About AK112 (PD-1/VEGF Bi-Specific Antibody)
AK112 is a first-in-class and the first to enter clinical trial PD-1/VEGF bi-specific antibody independently developed by the Company. Engineered with our unique Tetrabody technology, AK112 blocks PD-1 binding to PD-L1 and PD-L2, and blocks VEGF binding to VEGF receptors. PD-1 antibody in combination with VEGF blocking agents have shown robust efficacy in various tumor types (including renal cell carcinoma, non-small cell lung cancer and hepatocellular carcinoma). In the view of the co-expression of VEGF and PD-1 in the tumor microenvironment, AK112, as a single agent to block these two targets, may block these two pathways more effectively and enhance the anti-tumor activity, as compared to combination therapy.

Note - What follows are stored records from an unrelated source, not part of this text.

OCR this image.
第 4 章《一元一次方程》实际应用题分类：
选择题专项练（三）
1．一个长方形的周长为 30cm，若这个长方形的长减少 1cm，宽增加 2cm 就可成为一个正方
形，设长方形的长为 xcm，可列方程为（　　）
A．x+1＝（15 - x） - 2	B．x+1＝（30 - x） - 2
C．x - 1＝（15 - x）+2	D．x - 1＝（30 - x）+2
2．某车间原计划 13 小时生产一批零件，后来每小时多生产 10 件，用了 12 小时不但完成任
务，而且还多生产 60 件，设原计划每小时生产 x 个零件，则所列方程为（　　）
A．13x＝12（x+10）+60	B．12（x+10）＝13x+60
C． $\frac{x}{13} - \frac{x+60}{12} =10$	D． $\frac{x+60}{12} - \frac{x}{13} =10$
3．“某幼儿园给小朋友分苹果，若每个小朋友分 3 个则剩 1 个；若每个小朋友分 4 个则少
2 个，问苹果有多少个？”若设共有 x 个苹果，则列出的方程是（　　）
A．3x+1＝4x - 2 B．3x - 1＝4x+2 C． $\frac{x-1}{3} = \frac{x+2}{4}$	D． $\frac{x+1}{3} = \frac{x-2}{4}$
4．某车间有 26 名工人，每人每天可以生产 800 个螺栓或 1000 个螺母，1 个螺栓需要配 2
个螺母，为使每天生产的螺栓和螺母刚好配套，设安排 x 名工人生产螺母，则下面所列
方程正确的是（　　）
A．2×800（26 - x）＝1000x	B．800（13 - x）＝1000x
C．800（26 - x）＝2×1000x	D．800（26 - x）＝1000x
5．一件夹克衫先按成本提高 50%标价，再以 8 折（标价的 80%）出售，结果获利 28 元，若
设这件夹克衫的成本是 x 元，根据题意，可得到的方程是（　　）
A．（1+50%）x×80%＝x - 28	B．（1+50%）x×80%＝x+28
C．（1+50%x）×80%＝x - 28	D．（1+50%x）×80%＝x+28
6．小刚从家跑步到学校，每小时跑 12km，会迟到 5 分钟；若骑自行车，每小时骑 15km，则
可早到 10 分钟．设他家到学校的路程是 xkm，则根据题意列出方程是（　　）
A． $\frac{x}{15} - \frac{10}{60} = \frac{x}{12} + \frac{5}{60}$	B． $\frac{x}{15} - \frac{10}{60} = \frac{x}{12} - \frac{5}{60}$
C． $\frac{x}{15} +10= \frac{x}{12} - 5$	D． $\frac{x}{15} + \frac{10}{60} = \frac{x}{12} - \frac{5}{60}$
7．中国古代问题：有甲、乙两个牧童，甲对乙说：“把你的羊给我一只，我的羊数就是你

About AK117 (CD47 Monoclonal Antibody)
AK117 is a novel humanized IgG4 mAb independently developed by the Company. It can bind with CD47 expressed on tumor cells to prevent the interaction between CD47 and its receptor, SIRPα, expressed on macrophages so as to enhance phagocytosis to inhibit the growth of tumor cells. Previously published data demonstrated exceptional safety profile. AK117 resulted in no dose-limiting toxicity and no anemia of clinical significance in subjects in all doseescalation cohort (the highest dose cohort was 45 mg/kg once-weekly), and was well tolerated by subjects in all cohorts. The CD47 receptor occupancy rate (RO) of the peripheral blood T cells has reached and maintained at 100% in the 3 mg/kg cohort.
About Akeso, Inc.
Akeso, Inc. is a biopharmaceutical company dedicated to the research, development, manufacturing and commercialization of new innovative antibody drugs that are affordable to patients worldwide. Since the Company’s establishment, the Company has established an end-to-end comprehensive drug development platform (ACE Platform) and system, encompassing fully integrated drug discovery and development functions, including target validation, antibody drug discovery and development, CMC production process development, and GMP compliant scale production. The Company has also successfully developed a bi-specific antibody drug development technology (Tetrabody technology). The Company currently has a pipeline of over 20 innovative drugs for the treatment of major diseases like tumors, autoimmune diseases, inflammation and metabolism diseases, 13 of which have entered clinical stage, including two first-in-class bi-specific antibody drugs (PD-1/CTLA-4 and PD-1/VEGF). In Aug 2021, the Company’s first in-house innovatively researched and developed differentiated PD-1 monoclonal antibody Penpulimab monoclonal antibody injection (安尼可®) was approved to the market. The Company’s vision is to become a global leading biopharmaceutical company through research and development of high efficacy and breakthrough new drugs that are first-in-class and best-in-class therapies.